I heard him laugh derisively. “Nonsense! Why, man, I’m going way up on Bear Creek pike—fifteen miles—and we want to go flying, for it’s 9 o’clock now. But I’ll have you there in forty minutes. Now, the little mare would be two hours and then dead tired for a long drive back home. Say, no use talking—I’ll be there in ten minutes; have your pointer ready; I’ll bring my two setters;” and he rang off.
“I guess I’m in it,” I said to myself, as I went off to put on my hunting clothes. But I remembered that the Bear Creek pike was not a very public thoroughfare, and no one that I knew would be likely to meet me.
“If it gets out on me,” I said, “I’ll prove that I didn’t want to. Besides, this new hunting cap I’ve got would make Moses look like a Turk in Hades—nobody’ll ever know it.”

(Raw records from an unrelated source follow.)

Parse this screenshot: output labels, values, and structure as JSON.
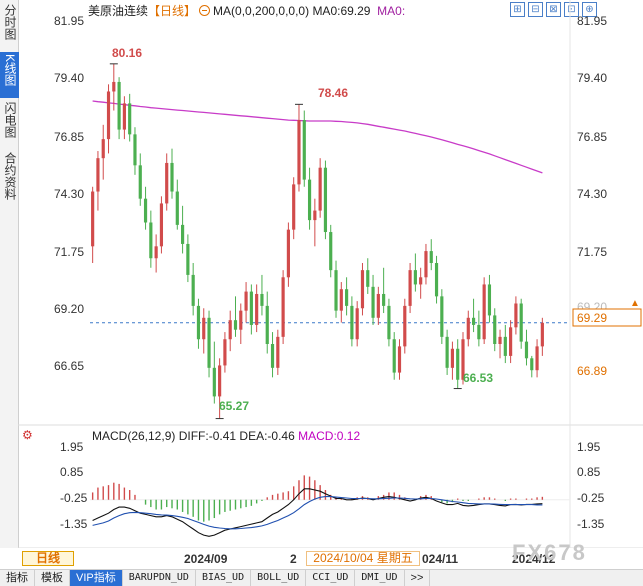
{
  "sidebar": {
    "tabs": [
      {
        "label": "分时图",
        "active": false
      },
      {
        "label": "K线图",
        "active": true
      },
      {
        "label": "闪电图",
        "active": false
      },
      {
        "label": "合约资料",
        "active": false
      }
    ]
  },
  "header": {
    "name": "美原油连续",
    "period": "【日线】",
    "ma": "MA(0,0,200,0,0,0)",
    "ma0": "MA0:69.29",
    "ma0_short": "MA0:"
  },
  "toolbar_icons": [
    "⊞",
    "⊟",
    "⊠",
    "⊡",
    "⊕"
  ],
  "price_axis": {
    "ticks": [
      "81.95",
      "79.40",
      "76.85",
      "74.30",
      "71.75",
      "69.20",
      "66.65"
    ],
    "current_price": "69.29",
    "cursor_price": "66.89",
    "right_overlap": "69.20"
  },
  "annotations": {
    "high1": "80.16",
    "high2": "78.46",
    "low1": "65.27",
    "low2": "66.53"
  },
  "macd": {
    "name": "MACD(26,12,9)",
    "diff": "DIFF:-0.41",
    "dea": "DEA:-0.46",
    "macd": "MACD:0.12",
    "ticks": [
      "1.95",
      "0.85",
      "-0.25",
      "-1.35"
    ]
  },
  "date_axis": {
    "period_label": "日线",
    "labels": [
      "2024/09",
      "2",
      "024/11",
      "2024/12"
    ],
    "cursor_date": "2024/10/04 星期五"
  },
  "watermark": "FX678",
  "bottom_tabs": [
    {
      "label": "指标",
      "active": false
    },
    {
      "label": "模板",
      "active": false
    },
    {
      "label": "VIP指标",
      "active": true
    },
    {
      "label": "BARUPDN_UD",
      "active": false
    },
    {
      "label": "BIAS_UD",
      "active": false
    },
    {
      "label": "BOLL_UD",
      "active": false
    },
    {
      "label": "CCI_UD",
      "active": false
    },
    {
      "label": "DMI_UD",
      "active": false
    },
    {
      "label": ">>",
      "active": false
    }
  ],
  "colors": {
    "up": "#d14b4b",
    "down": "#4caf50",
    "ma": "#c83cc8",
    "accent": "#e07000",
    "active_tab": "#2a6fd4"
  },
  "chart_data": {
    "type": "candlestick",
    "ylim": [
      65.0,
      82.0
    ],
    "candles": [
      {
        "o": 72.5,
        "h": 75.0,
        "l": 71.8,
        "c": 74.8
      },
      {
        "o": 74.8,
        "h": 76.5,
        "l": 74.0,
        "c": 76.2
      },
      {
        "o": 76.2,
        "h": 77.6,
        "l": 75.3,
        "c": 77.0
      },
      {
        "o": 77.0,
        "h": 79.3,
        "l": 76.4,
        "c": 79.0
      },
      {
        "o": 79.0,
        "h": 80.16,
        "l": 78.2,
        "c": 79.4
      },
      {
        "o": 79.4,
        "h": 79.6,
        "l": 77.0,
        "c": 77.4
      },
      {
        "o": 77.4,
        "h": 78.8,
        "l": 77.0,
        "c": 78.5
      },
      {
        "o": 78.5,
        "h": 78.9,
        "l": 76.9,
        "c": 77.2
      },
      {
        "o": 77.2,
        "h": 77.5,
        "l": 75.5,
        "c": 75.9
      },
      {
        "o": 75.9,
        "h": 76.4,
        "l": 74.2,
        "c": 74.5
      },
      {
        "o": 74.5,
        "h": 75.0,
        "l": 73.2,
        "c": 73.5
      },
      {
        "o": 73.5,
        "h": 74.0,
        "l": 71.6,
        "c": 72.0
      },
      {
        "o": 72.0,
        "h": 73.0,
        "l": 71.4,
        "c": 72.5
      },
      {
        "o": 72.5,
        "h": 74.6,
        "l": 72.2,
        "c": 74.3
      },
      {
        "o": 74.3,
        "h": 76.4,
        "l": 74.0,
        "c": 76.0
      },
      {
        "o": 76.0,
        "h": 76.6,
        "l": 74.5,
        "c": 74.8
      },
      {
        "o": 74.8,
        "h": 75.3,
        "l": 73.2,
        "c": 73.4
      },
      {
        "o": 73.4,
        "h": 74.2,
        "l": 72.2,
        "c": 72.6
      },
      {
        "o": 72.6,
        "h": 73.0,
        "l": 71.0,
        "c": 71.3
      },
      {
        "o": 71.3,
        "h": 71.8,
        "l": 69.6,
        "c": 70.0
      },
      {
        "o": 70.0,
        "h": 70.3,
        "l": 68.2,
        "c": 68.6
      },
      {
        "o": 68.6,
        "h": 69.9,
        "l": 68.0,
        "c": 69.5
      },
      {
        "o": 69.5,
        "h": 69.8,
        "l": 67.0,
        "c": 67.4
      },
      {
        "o": 67.4,
        "h": 68.5,
        "l": 65.9,
        "c": 66.2
      },
      {
        "o": 66.2,
        "h": 67.8,
        "l": 65.27,
        "c": 67.5
      },
      {
        "o": 67.5,
        "h": 68.9,
        "l": 67.2,
        "c": 68.6
      },
      {
        "o": 68.6,
        "h": 69.8,
        "l": 68.1,
        "c": 69.4
      },
      {
        "o": 69.4,
        "h": 70.4,
        "l": 68.7,
        "c": 69.0
      },
      {
        "o": 69.0,
        "h": 70.1,
        "l": 68.4,
        "c": 69.8
      },
      {
        "o": 69.8,
        "h": 71.0,
        "l": 69.3,
        "c": 70.6
      },
      {
        "o": 70.6,
        "h": 70.9,
        "l": 68.8,
        "c": 69.2
      },
      {
        "o": 69.2,
        "h": 70.9,
        "l": 68.9,
        "c": 70.5
      },
      {
        "o": 70.5,
        "h": 71.3,
        "l": 69.6,
        "c": 70.0
      },
      {
        "o": 70.0,
        "h": 70.6,
        "l": 68.0,
        "c": 68.4
      },
      {
        "o": 68.4,
        "h": 68.9,
        "l": 67.0,
        "c": 67.4
      },
      {
        "o": 67.4,
        "h": 69.0,
        "l": 67.1,
        "c": 68.7
      },
      {
        "o": 68.7,
        "h": 71.5,
        "l": 68.4,
        "c": 71.2
      },
      {
        "o": 71.2,
        "h": 73.5,
        "l": 70.8,
        "c": 73.2
      },
      {
        "o": 73.2,
        "h": 75.4,
        "l": 72.8,
        "c": 75.1
      },
      {
        "o": 75.1,
        "h": 78.46,
        "l": 74.8,
        "c": 77.8
      },
      {
        "o": 77.8,
        "h": 78.2,
        "l": 75.0,
        "c": 75.3
      },
      {
        "o": 75.3,
        "h": 75.8,
        "l": 73.2,
        "c": 73.6
      },
      {
        "o": 73.6,
        "h": 74.5,
        "l": 72.5,
        "c": 74.0
      },
      {
        "o": 74.0,
        "h": 76.2,
        "l": 73.7,
        "c": 75.8
      },
      {
        "o": 75.8,
        "h": 76.1,
        "l": 72.8,
        "c": 73.1
      },
      {
        "o": 73.1,
        "h": 73.4,
        "l": 71.2,
        "c": 71.5
      },
      {
        "o": 71.5,
        "h": 71.9,
        "l": 69.5,
        "c": 69.8
      },
      {
        "o": 69.8,
        "h": 71.0,
        "l": 69.3,
        "c": 70.7
      },
      {
        "o": 70.7,
        "h": 71.2,
        "l": 69.6,
        "c": 70.0
      },
      {
        "o": 70.0,
        "h": 70.4,
        "l": 68.3,
        "c": 68.6
      },
      {
        "o": 68.6,
        "h": 70.2,
        "l": 68.3,
        "c": 69.9
      },
      {
        "o": 69.9,
        "h": 71.8,
        "l": 69.6,
        "c": 71.5
      },
      {
        "o": 71.5,
        "h": 72.0,
        "l": 70.5,
        "c": 70.8
      },
      {
        "o": 70.8,
        "h": 71.3,
        "l": 69.2,
        "c": 69.5
      },
      {
        "o": 69.5,
        "h": 70.8,
        "l": 69.2,
        "c": 70.5
      },
      {
        "o": 70.5,
        "h": 71.6,
        "l": 69.7,
        "c": 70.0
      },
      {
        "o": 70.0,
        "h": 70.3,
        "l": 68.3,
        "c": 68.6
      },
      {
        "o": 68.6,
        "h": 68.9,
        "l": 66.9,
        "c": 67.2
      },
      {
        "o": 67.2,
        "h": 68.6,
        "l": 66.9,
        "c": 68.3
      },
      {
        "o": 68.3,
        "h": 70.3,
        "l": 68.0,
        "c": 70.0
      },
      {
        "o": 70.0,
        "h": 71.8,
        "l": 69.7,
        "c": 71.5
      },
      {
        "o": 71.5,
        "h": 72.2,
        "l": 70.6,
        "c": 70.9
      },
      {
        "o": 70.9,
        "h": 71.6,
        "l": 70.3,
        "c": 71.2
      },
      {
        "o": 71.2,
        "h": 72.6,
        "l": 70.9,
        "c": 72.3
      },
      {
        "o": 72.3,
        "h": 72.8,
        "l": 71.5,
        "c": 71.8
      },
      {
        "o": 71.8,
        "h": 72.1,
        "l": 70.1,
        "c": 70.4
      },
      {
        "o": 70.4,
        "h": 70.7,
        "l": 68.4,
        "c": 68.7
      },
      {
        "o": 68.7,
        "h": 69.0,
        "l": 67.1,
        "c": 67.4
      },
      {
        "o": 67.4,
        "h": 68.5,
        "l": 66.9,
        "c": 68.2
      },
      {
        "o": 68.2,
        "h": 68.6,
        "l": 66.53,
        "c": 66.9
      },
      {
        "o": 66.9,
        "h": 68.9,
        "l": 66.7,
        "c": 68.6
      },
      {
        "o": 68.6,
        "h": 69.8,
        "l": 68.3,
        "c": 69.5
      },
      {
        "o": 69.5,
        "h": 70.3,
        "l": 68.9,
        "c": 69.2
      },
      {
        "o": 69.2,
        "h": 69.8,
        "l": 68.3,
        "c": 68.6
      },
      {
        "o": 68.6,
        "h": 71.2,
        "l": 68.4,
        "c": 70.9
      },
      {
        "o": 70.9,
        "h": 71.3,
        "l": 69.3,
        "c": 69.6
      },
      {
        "o": 69.6,
        "h": 69.9,
        "l": 68.1,
        "c": 68.4
      },
      {
        "o": 68.4,
        "h": 69.0,
        "l": 67.8,
        "c": 68.7
      },
      {
        "o": 68.7,
        "h": 69.2,
        "l": 67.6,
        "c": 67.9
      },
      {
        "o": 67.9,
        "h": 69.4,
        "l": 67.6,
        "c": 69.1
      },
      {
        "o": 69.1,
        "h": 70.4,
        "l": 68.8,
        "c": 70.1
      },
      {
        "o": 70.1,
        "h": 70.3,
        "l": 68.2,
        "c": 68.5
      },
      {
        "o": 68.5,
        "h": 69.0,
        "l": 67.5,
        "c": 67.8
      },
      {
        "o": 67.8,
        "h": 67.9,
        "l": 67.0,
        "c": 67.3
      },
      {
        "o": 67.3,
        "h": 68.6,
        "l": 67.0,
        "c": 68.3
      },
      {
        "o": 68.3,
        "h": 69.5,
        "l": 67.9,
        "c": 69.29
      }
    ],
    "ma": [
      78.6,
      78.57,
      78.55,
      78.52,
      78.5,
      78.47,
      78.45,
      78.42,
      78.4,
      78.37,
      78.35,
      78.32,
      78.3,
      78.28,
      78.26,
      78.24,
      78.22,
      78.2,
      78.18,
      78.16,
      78.14,
      78.12,
      78.1,
      78.08,
      78.06,
      78.04,
      78.02,
      78.0,
      77.98,
      77.96,
      77.94,
      77.92,
      77.9,
      77.88,
      77.86,
      77.84,
      77.82,
      77.8,
      77.79,
      77.78,
      77.77,
      77.76,
      77.76,
      77.76,
      77.76,
      77.76,
      77.75,
      77.74,
      77.72,
      77.7,
      77.68,
      77.65,
      77.62,
      77.58,
      77.54,
      77.5,
      77.46,
      77.42,
      77.38,
      77.34,
      77.29,
      77.24,
      77.19,
      77.14,
      77.09,
      77.03,
      76.97,
      76.91,
      76.85,
      76.78,
      76.72,
      76.66,
      76.59,
      76.52,
      76.45,
      76.38,
      76.3,
      76.22,
      76.14,
      76.06,
      75.98,
      75.9,
      75.82,
      75.74,
      75.66,
      75.58
    ],
    "macd_ylim": [
      -1.9,
      2.2
    ],
    "macd_hist": [
      0.3,
      0.5,
      0.55,
      0.6,
      0.7,
      0.65,
      0.5,
      0.4,
      0.2,
      0.0,
      -0.2,
      -0.3,
      -0.4,
      -0.4,
      -0.3,
      -0.35,
      -0.4,
      -0.5,
      -0.6,
      -0.7,
      -0.85,
      -0.9,
      -0.85,
      -0.75,
      -0.6,
      -0.5,
      -0.45,
      -0.4,
      -0.35,
      -0.3,
      -0.25,
      -0.15,
      -0.05,
      0.1,
      0.2,
      0.25,
      0.3,
      0.35,
      0.55,
      0.8,
      1.0,
      0.95,
      0.8,
      0.6,
      0.4,
      0.2,
      0.1,
      0.05,
      0.0,
      0.05,
      0.1,
      0.15,
      0.1,
      0.05,
      0.15,
      0.2,
      0.3,
      0.3,
      0.2,
      0.1,
      0.0,
      0.05,
      0.15,
      0.2,
      0.15,
      0.0,
      -0.1,
      -0.15,
      -0.1,
      0.05,
      -0.05,
      -0.05,
      0.0,
      0.05,
      0.1,
      0.1,
      0.05,
      0.0,
      -0.05,
      0.05,
      0.05,
      0.0,
      0.05,
      0.05,
      0.1,
      0.12
    ],
    "macd_diff": [
      -1.1,
      -1.0,
      -0.9,
      -0.8,
      -0.65,
      -0.55,
      -0.55,
      -0.6,
      -0.7,
      -0.8,
      -0.85,
      -0.9,
      -0.95,
      -0.95,
      -0.9,
      -0.95,
      -1.05,
      -1.15,
      -1.3,
      -1.45,
      -1.6,
      -1.7,
      -1.75,
      -1.7,
      -1.6,
      -1.5,
      -1.45,
      -1.4,
      -1.35,
      -1.3,
      -1.25,
      -1.2,
      -1.15,
      -1.0,
      -0.85,
      -0.75,
      -0.6,
      -0.45,
      -0.25,
      0.0,
      0.2,
      0.2,
      0.15,
      0.1,
      0.0,
      -0.1,
      -0.2,
      -0.2,
      -0.25,
      -0.25,
      -0.22,
      -0.18,
      -0.2,
      -0.25,
      -0.2,
      -0.15,
      -0.12,
      -0.15,
      -0.2,
      -0.25,
      -0.3,
      -0.25,
      -0.18,
      -0.15,
      -0.2,
      -0.3,
      -0.38,
      -0.45,
      -0.45,
      -0.4,
      -0.48,
      -0.5,
      -0.48,
      -0.45,
      -0.42,
      -0.42,
      -0.45,
      -0.48,
      -0.5,
      -0.45,
      -0.44,
      -0.46,
      -0.44,
      -0.44,
      -0.42,
      -0.41
    ],
    "macd_dea": [
      -1.3,
      -1.25,
      -1.2,
      -1.12,
      -1.0,
      -0.9,
      -0.82,
      -0.78,
      -0.77,
      -0.78,
      -0.8,
      -0.82,
      -0.85,
      -0.87,
      -0.88,
      -0.9,
      -0.93,
      -0.97,
      -1.02,
      -1.1,
      -1.18,
      -1.26,
      -1.33,
      -1.38,
      -1.41,
      -1.43,
      -1.44,
      -1.44,
      -1.43,
      -1.41,
      -1.39,
      -1.36,
      -1.32,
      -1.26,
      -1.18,
      -1.1,
      -1.0,
      -0.9,
      -0.78,
      -0.62,
      -0.45,
      -0.32,
      -0.22,
      -0.15,
      -0.12,
      -0.12,
      -0.14,
      -0.16,
      -0.18,
      -0.2,
      -0.2,
      -0.2,
      -0.2,
      -0.21,
      -0.21,
      -0.2,
      -0.19,
      -0.18,
      -0.18,
      -0.19,
      -0.21,
      -0.22,
      -0.21,
      -0.2,
      -0.2,
      -0.22,
      -0.25,
      -0.29,
      -0.32,
      -0.34,
      -0.37,
      -0.4,
      -0.41,
      -0.42,
      -0.42,
      -0.42,
      -0.43,
      -0.44,
      -0.45,
      -0.45,
      -0.45,
      -0.45,
      -0.45,
      -0.45,
      -0.46,
      -0.46
    ]
  }
}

The truth is, I wanted to go hunting—it was in my blood that morning, and these beautiful December days with a hazy glow on the blue hills and that stillness that comes like a dropping nut in a forest, and the sunshine spiked with the faintest crisp of a frost would put it into anybody’s blood—anybody who had it. And when the infection hits you there is only one antidote—a dog, gun, a tramp over the hills and—whirr! bang! bang!

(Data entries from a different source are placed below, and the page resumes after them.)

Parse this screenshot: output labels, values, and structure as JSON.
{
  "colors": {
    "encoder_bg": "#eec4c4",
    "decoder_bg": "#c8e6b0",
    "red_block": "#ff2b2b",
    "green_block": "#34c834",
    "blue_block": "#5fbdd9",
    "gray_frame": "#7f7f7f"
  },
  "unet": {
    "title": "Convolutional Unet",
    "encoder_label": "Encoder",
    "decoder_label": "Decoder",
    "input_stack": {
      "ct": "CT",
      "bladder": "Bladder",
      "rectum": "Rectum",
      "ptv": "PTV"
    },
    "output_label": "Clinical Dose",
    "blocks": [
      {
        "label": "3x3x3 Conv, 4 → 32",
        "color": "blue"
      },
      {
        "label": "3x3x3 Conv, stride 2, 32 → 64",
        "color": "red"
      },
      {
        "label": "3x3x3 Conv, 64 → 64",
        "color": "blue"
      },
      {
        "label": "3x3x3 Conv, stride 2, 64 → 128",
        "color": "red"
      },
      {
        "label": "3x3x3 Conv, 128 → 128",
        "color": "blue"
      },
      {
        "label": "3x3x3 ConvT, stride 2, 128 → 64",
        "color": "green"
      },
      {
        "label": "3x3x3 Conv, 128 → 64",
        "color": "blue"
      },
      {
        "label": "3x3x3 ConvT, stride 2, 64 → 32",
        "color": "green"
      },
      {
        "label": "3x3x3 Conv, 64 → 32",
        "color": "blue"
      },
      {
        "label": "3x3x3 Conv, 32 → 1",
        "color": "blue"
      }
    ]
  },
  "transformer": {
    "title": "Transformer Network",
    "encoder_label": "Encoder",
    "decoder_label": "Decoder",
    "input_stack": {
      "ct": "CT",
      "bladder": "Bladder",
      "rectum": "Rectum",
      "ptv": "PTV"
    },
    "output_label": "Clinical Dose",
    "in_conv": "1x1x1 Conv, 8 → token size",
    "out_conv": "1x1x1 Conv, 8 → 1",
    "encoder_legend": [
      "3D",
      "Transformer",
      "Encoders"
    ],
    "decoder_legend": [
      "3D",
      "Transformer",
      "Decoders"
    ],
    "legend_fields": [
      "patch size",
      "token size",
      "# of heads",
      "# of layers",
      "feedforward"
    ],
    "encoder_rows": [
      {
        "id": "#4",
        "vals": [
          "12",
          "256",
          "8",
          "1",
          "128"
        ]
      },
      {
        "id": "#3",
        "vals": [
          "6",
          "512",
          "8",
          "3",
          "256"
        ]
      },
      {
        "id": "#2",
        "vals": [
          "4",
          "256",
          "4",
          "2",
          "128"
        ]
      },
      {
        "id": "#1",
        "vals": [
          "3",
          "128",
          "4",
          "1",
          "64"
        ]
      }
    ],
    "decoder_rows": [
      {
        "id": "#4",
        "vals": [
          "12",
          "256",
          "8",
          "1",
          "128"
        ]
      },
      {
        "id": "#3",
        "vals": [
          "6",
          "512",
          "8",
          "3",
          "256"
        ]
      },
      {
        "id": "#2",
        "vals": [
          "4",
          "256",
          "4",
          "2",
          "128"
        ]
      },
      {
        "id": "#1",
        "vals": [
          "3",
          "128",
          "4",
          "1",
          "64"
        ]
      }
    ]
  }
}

And to-day was ideal. I had felt it all morning—the cool, bracing air with that little frosty aroma of leaves curling to crispness under the first blight of things, and that other delightful odor of pungent woodland damp with frost-biting dew. And the hills blue and beautiful are alone worth going to meet, and the trees crimson in the hectic flush of the dying year.
Jack, my pointer, was jumping all over me and turning dogsprings of delight.

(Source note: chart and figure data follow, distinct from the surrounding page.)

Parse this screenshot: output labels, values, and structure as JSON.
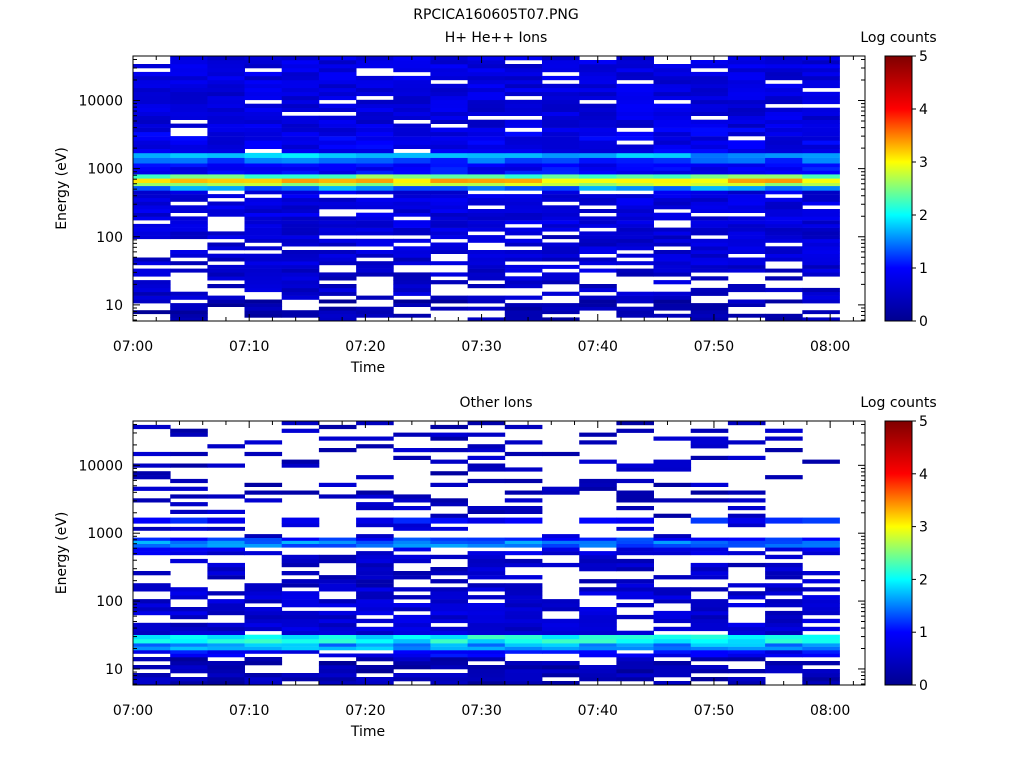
{
  "page_title": "RPCICA160605T07.PNG",
  "colorscale": [
    "#00008f",
    "#0000ff",
    "#00ffff",
    "#ffff00",
    "#ff0000",
    "#7f0000"
  ],
  "chart_data": [
    {
      "type": "heatmap",
      "title": "H+ He++ Ions",
      "xlabel": "Time",
      "ylabel": "Energy (eV)",
      "colorbar_label": "Log counts",
      "yscale": "log",
      "ylim": [
        5.8,
        45000
      ],
      "yticks": [
        10,
        100,
        1000,
        10000
      ],
      "ytick_labels": [
        "10",
        "100",
        "1000",
        "10000"
      ],
      "xlim": [
        "07:00",
        "08:03"
      ],
      "xticks": [
        "07:00",
        "07:10",
        "07:20",
        "07:30",
        "07:40",
        "07:50",
        "08:00"
      ],
      "time_bins": 19,
      "time_bin_minutes": 3.2,
      "clim": [
        0,
        5
      ],
      "cbar_ticks": [
        "0",
        "1",
        "2",
        "3",
        "4",
        "5"
      ],
      "bands": [
        {
          "emin": 5.8,
          "emax": 12,
          "mean": 0.3,
          "fill": 0.6
        },
        {
          "emin": 12,
          "emax": 30,
          "mean": 0.55,
          "fill": 0.6
        },
        {
          "emin": 30,
          "emax": 120,
          "mean": 0.6,
          "fill": 0.72
        },
        {
          "emin": 120,
          "emax": 480,
          "mean": 0.7,
          "fill": 0.85
        },
        {
          "emin": 480,
          "emax": 560,
          "mean": 1.5,
          "fill": 1.0
        },
        {
          "emin": 560,
          "emax": 620,
          "mean": 2.7,
          "fill": 1.0
        },
        {
          "emin": 620,
          "emax": 720,
          "mean": 3.2,
          "fill": 1.0
        },
        {
          "emin": 720,
          "emax": 830,
          "mean": 2.4,
          "fill": 1.0
        },
        {
          "emin": 830,
          "emax": 1200,
          "mean": 0.9,
          "fill": 1.0
        },
        {
          "emin": 1200,
          "emax": 1450,
          "mean": 1.3,
          "fill": 1.0
        },
        {
          "emin": 1450,
          "emax": 1700,
          "mean": 1.7,
          "fill": 1.0
        },
        {
          "emin": 1700,
          "emax": 4000,
          "mean": 0.8,
          "fill": 0.9
        },
        {
          "emin": 4000,
          "emax": 45000,
          "mean": 0.7,
          "fill": 0.88
        }
      ]
    },
    {
      "type": "heatmap",
      "title": "Other Ions",
      "xlabel": "Time",
      "ylabel": "Energy (eV)",
      "colorbar_label": "Log counts",
      "yscale": "log",
      "ylim": [
        5.8,
        45000
      ],
      "yticks": [
        10,
        100,
        1000,
        10000
      ],
      "ytick_labels": [
        "10",
        "100",
        "1000",
        "10000"
      ],
      "xlim": [
        "07:00",
        "08:03"
      ],
      "xticks": [
        "07:00",
        "07:10",
        "07:20",
        "07:30",
        "07:40",
        "07:50",
        "08:00"
      ],
      "time_bins": 19,
      "time_bin_minutes": 3.2,
      "clim": [
        0,
        5
      ],
      "cbar_ticks": [
        "0",
        "1",
        "2",
        "3",
        "4",
        "5"
      ],
      "bands": [
        {
          "emin": 5.8,
          "emax": 15,
          "mean": 0.3,
          "fill": 0.75
        },
        {
          "emin": 15,
          "emax": 19,
          "mean": 0.9,
          "fill": 0.9
        },
        {
          "emin": 19,
          "emax": 24,
          "mean": 1.6,
          "fill": 1.0
        },
        {
          "emin": 24,
          "emax": 32,
          "mean": 2.0,
          "fill": 1.0
        },
        {
          "emin": 32,
          "emax": 160,
          "mean": 0.6,
          "fill": 0.7
        },
        {
          "emin": 160,
          "emax": 480,
          "mean": 0.5,
          "fill": 0.5
        },
        {
          "emin": 480,
          "emax": 620,
          "mean": 0.7,
          "fill": 0.6
        },
        {
          "emin": 620,
          "emax": 700,
          "mean": 1.4,
          "fill": 1.0
        },
        {
          "emin": 700,
          "emax": 780,
          "mean": 1.5,
          "fill": 1.0
        },
        {
          "emin": 780,
          "emax": 860,
          "mean": 1.1,
          "fill": 1.0
        },
        {
          "emin": 860,
          "emax": 1400,
          "mean": 0.5,
          "fill": 0.25
        },
        {
          "emin": 1400,
          "emax": 1700,
          "mean": 1.0,
          "fill": 0.9
        },
        {
          "emin": 1700,
          "emax": 45000,
          "mean": 0.4,
          "fill": 0.22
        }
      ]
    }
  ]
}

“Down, Jack! Heigh ho, old boy; that machine is against my religion, but I’d go hunting in a negro hearse to-day. Besides,” I said, with a twinge of conscience, “he’ll get us to the field in forty minutes, and the little mare is getting old and we’ve got a late start.”
I sighed and felt better. I had fought so long and said so much for the horse, and now—now—it was inexorable; they were being driven to their fate—they had to go before the relentless wheel of progress. I was virtually admitting it, I, who had said I’d never—
I shouldered my gun. Somehow it didn’t seem like the old, joyous hunt.
At the front gate the automobile stood—a pretty thing, to be sure. Its owner was smiling, goggle-eyed and all aglow, his hand on the wheel, or whatever you call the steering end of it.